En effet, la modernité enferme chacun dans des codes et des convenances alors que le monde de l’oncle est celui de
la liberté (cf les enfants sur le terrain vague).
aLa modernité marque la défaillance du langage
La solitude est aussi marquée par la défaillance du langage : alors que dans l’ancien monde on se parle, il n’y a, chez
les Arpel, que les cris du père, et le dialogue n’est pas possible au sein de la famille. Même la dispute ne réunit pas le
couple car le père monologue. Les tribulations de Hulot à la fin du film feront naître la communication entre le père et
le fils.
bLa modernité a rendu le monde triste
Cette idée est largement véhiculée par la bande son du film : toutes les scènes qui se déroulent dans
l’ancien quartier ont un accompagnement musical, la même ritournelle qui se répète avec un seul
changement des instruments. La mélodie est simple, facile à retenir, et pose une ambiance ludique et
enfantine.
En revanche, la musique est absente de toutes les scènes chez les Arpel, où prédominent les bruits plus ou moins
agréables : frottement de la robe de Mme Arpel, claquement de ses talons, bruits de tous les appareils
électroménagers.
La journée avec son oncle est enfin sous le signe du gag, celui des enfants dans lequel l’oncle va se
retrouvé impliqué : les enfants jouent, s’amusent, sourient, rient. A l’inverse, chez les Arpel, Gérard ne peut
pas bouger ni jouer (il n’a qu’un jeu dans le film, un ballon), et ne sourit jamais.
1-
Fascination pour le nouveau monde
Tati a consacré plusieurs films à l’arrivée de la modernité dans la vie de tous les jours, dont le plus important est
Paytime, qui met en scène à nouveau M. Hulot et se consacre au Paris moderne.

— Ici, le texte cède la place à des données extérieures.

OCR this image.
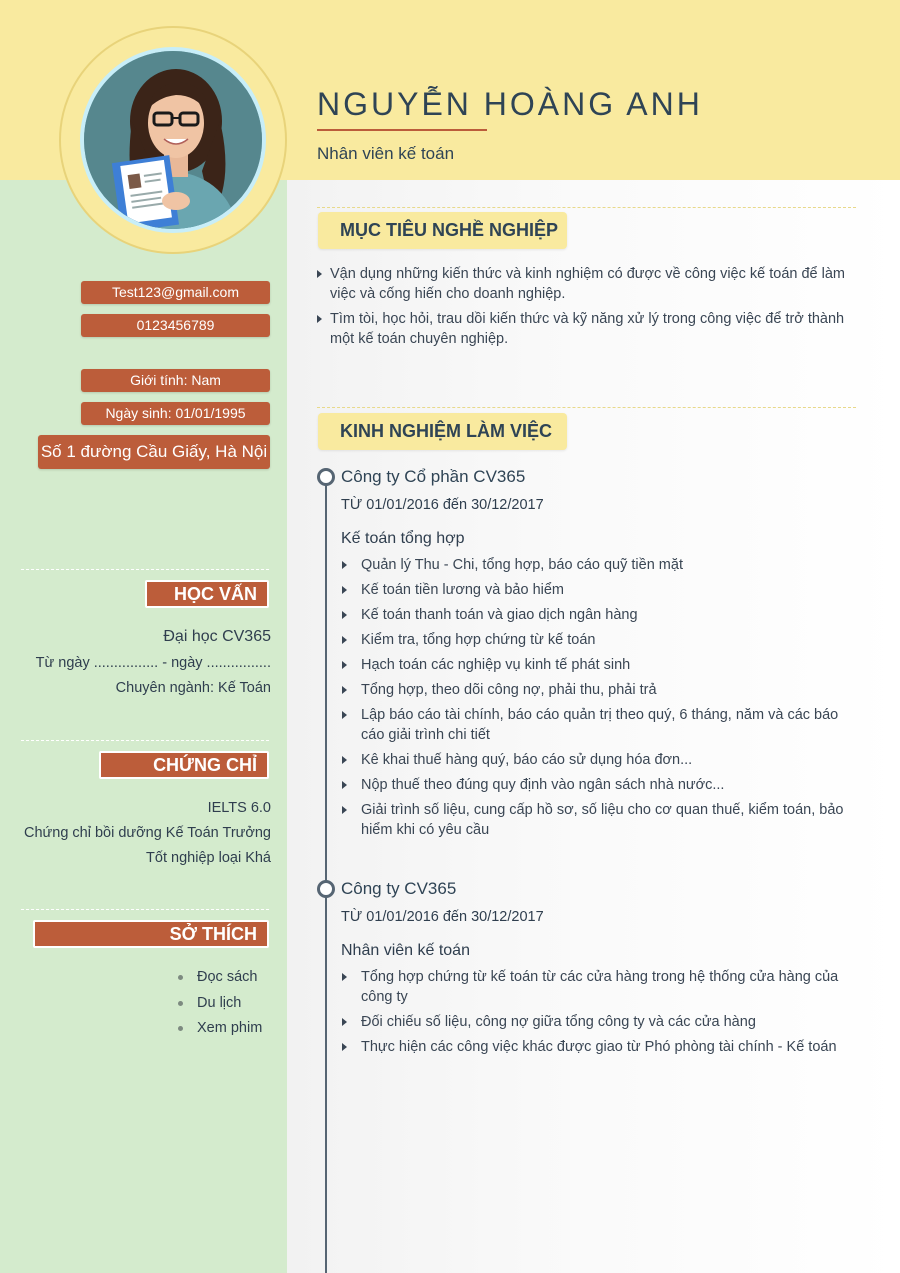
NGUYỄN HOÀNG ANH
Nhân viên kế toán
Test123@gmail.com
0123456789
Giới tính: Nam
Ngày sinh: 01/01/1995
Số 1 đường Cầu Giấy, Hà Nội
HỌC VẤN
Đại học CV365
Từ ngày ................ - ngày ................
Chuyên ngành: Kế Toán
CHỨNG CHỈ
IELTS 6.0
Chứng chỉ bồi dưỡng Kế Toán Trưởng
Tốt nghiệp loại Khá
SỞ THÍCH
Đọc sách
Du lịch
Xem phim
MỤC TIÊU NGHỀ NGHIỆP
Vận dụng những kiến thức và kinh nghiệm có được về công việc kế toán để làm việc và cống hiến cho doanh nghiệp.
Tìm tòi, học hỏi, trau dồi kiến thức và kỹ năng xử lý trong công việc để trở thành một kế toán chuyên nghiệp.
KINH NGHIỆM LÀM VIỆC
Công ty Cổ phần CV365
TỪ 01/01/2016 đến 30/12/2017
Kế toán tổng hợp
Quản lý Thu - Chi, tổng hợp, báo cáo quỹ tiền mặt
Kế toán tiền lương và bảo hiểm
Kế toán thanh toán và giao dịch ngân hàng
Kiểm tra, tổng hợp chứng từ kế toán
Hạch toán các nghiệp vụ kinh tế phát sinh
Tổng hợp, theo dõi công nợ, phải thu, phải trả
Lập báo cáo tài chính, báo cáo quản trị theo quý, 6 tháng, năm và các báo cáo giải trình chi tiết
Kê khai thuế hàng quý, báo cáo sử dụng hóa đơn...
Nộp thuế theo đúng quy định vào ngân sách nhà nước...
Giải trình số liệu, cung cấp hồ sơ, số liệu cho cơ quan thuế, kiểm toán, bảo hiểm khi có yêu cầu
Công ty CV365
TỪ 01/01/2016 đến 30/12/2017
Nhân viên kế toán
Tổng hợp chứng từ kế toán từ các cửa hàng trong hệ thống cửa hàng của công ty
Đối chiếu số liệu, công nợ giữa tổng công ty và các cửa hàng
Thực hiện các công việc khác được giao từ Phó phòng tài chính - Kế toán
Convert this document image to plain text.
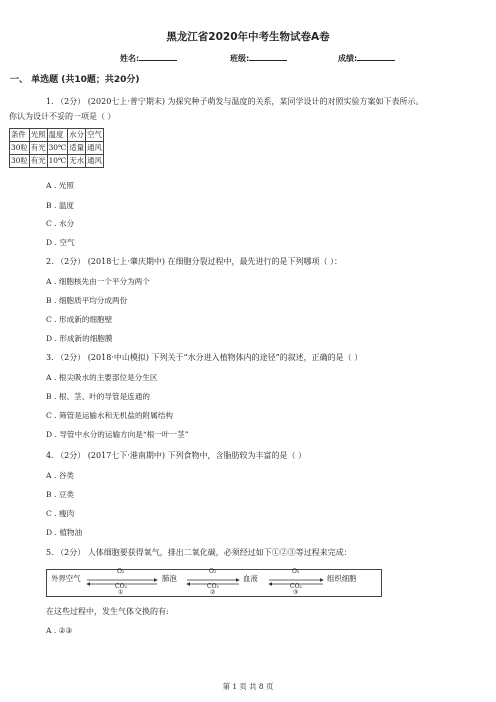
黑龙江省2020年中考生物试卷A卷
姓名:	班级:	成绩:
一、 单选题 (共10题；共20分)
1. （2分） (2020七上·普宁期末) 为探究种子萌发与温度的关系，某同学设计的对照实验方案如下表所示。
你认为设计不妥的一项是（ ）
条件	光照	温度	水分	空气
30粒	有光	30℃	适量	通风
30粒	有光	10℃	无水	通风
A . 光照
B . 温度
C . 水分
D . 空气
2. （2分） (2018七上·肇庆期中) 在细胞分裂过程中，最先进行的是下列哪项（ ）：
A . 细胞核先由一个平分为两个
B . 细胞质平均分成两份
C . 形成新的细胞壁
D . 形成新的细胞膜
3. （2分） (2018·中山模拟) 下列关于“水分进入植物体内的途径”的叙述，正确的是（ ）
A . 根尖吸水的主要部位是分生区
B . 根、茎、叶的导管是连通的
C . 筛管是运输水和无机盐的附属结构
D . 导管中水分的运输方向是“根一叶一茎”
4. （2分） (2017七下·港南期中) 下列食物中，含脂肪较为丰富的是（ ）
A . 谷类
B . 豆类
C . 瘦肉
D . 植物油
5. （2分） 人体细胞要获得氧气，排出二氧化碳，必须经过如下①②③等过程来完成：
外界空气	肺泡	血液	组织细胞
O₂	O₂	O₂
CO₂	CO₂	CO₂
①	②	③
在这些过程中，发生气体交换的有:
A . ②③
第 1 页 共 8 页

Dans Mon Oncle, nombreuses sont les scènes chez les Arpel où l’on trouve des gadgets électroniques : les
équipements de la cuisine de Mme Arpel sont tous robotisés et hyper modernes, Mme Arpel offre à son époux une
porte de garage automatique, leurs fenêtres s’ouvrent toutes seules…
Ainsi, si Tati adopte un point de vue satirique faisant de Mme Arpel une caricature de ménagère et de sa maison une
maison témoin digne d’un salon de l’habitat, il semble tout de même attiré voire fasciné par l’apparition de la
domotique et le progrès de manière générale.

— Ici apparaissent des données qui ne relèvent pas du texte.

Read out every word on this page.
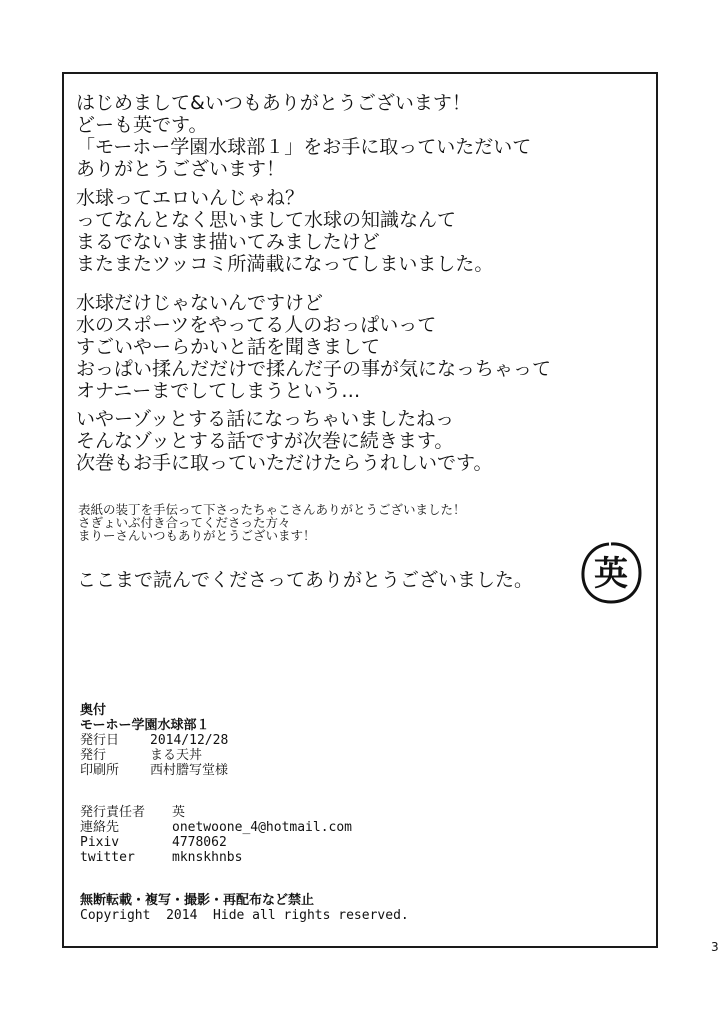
はじめまして&いつもありがとうございます！
どーも英です。
「モーホー学園水球部１」をお手に取っていただいて
ありがとうございます！
水球ってエロいんじゃね？
ってなんとなく思いまして水球の知識なんて
まるでないまま描いてみましたけど
またまたツッコミ所満載になってしまいました。
水球だけじゃないんですけど
水のスポーツをやってる人のおっぱいって
すごいやーらかいと話を聞きまして
おっぱい揉んだだけで揉んだ子の事が気になっちゃって
オナニーまでしてしまうという…
いやーゾッとする話になっちゃいましたねっ
そんなゾッとする話ですが次巻に続きます。
次巻もお手に取っていただけたらうれしいです。
表紙の装丁を手伝って下さったちゃこさんありがとうございました！
さぎょいぶ付き合ってくださった方々
まりーさんいつもありがとうございます！
ここまで読んでくださってありがとうございました。 英
奥付
モーホー学園水球部１
発行日 2014/12/28
発行	まる天丼
印刷所 西村謄写堂様
発行責任者 英
連絡先	onetwoone_4@hotmail.com
Pixiv	4778062
twitter	mknskhnbs
無断転載・複写・撮影・再配布など禁止
Copyright  2014  Hide all rights reserved.
3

D’ailleurs, pour le tournage de Playtime Tati a fait reconstituer une ville moderne entière (« Tativille ») sur un terrain
vague près des Studios de Joinville-le-Pont, par une centaine d'ouvriers en bâtiment.
De ce point de vue donc, Mon Oncle peut être vue comme la photographie d’un monde en pleine évolution, entre
ancien monde en démolition et nouvelle société de consommation qui se construit.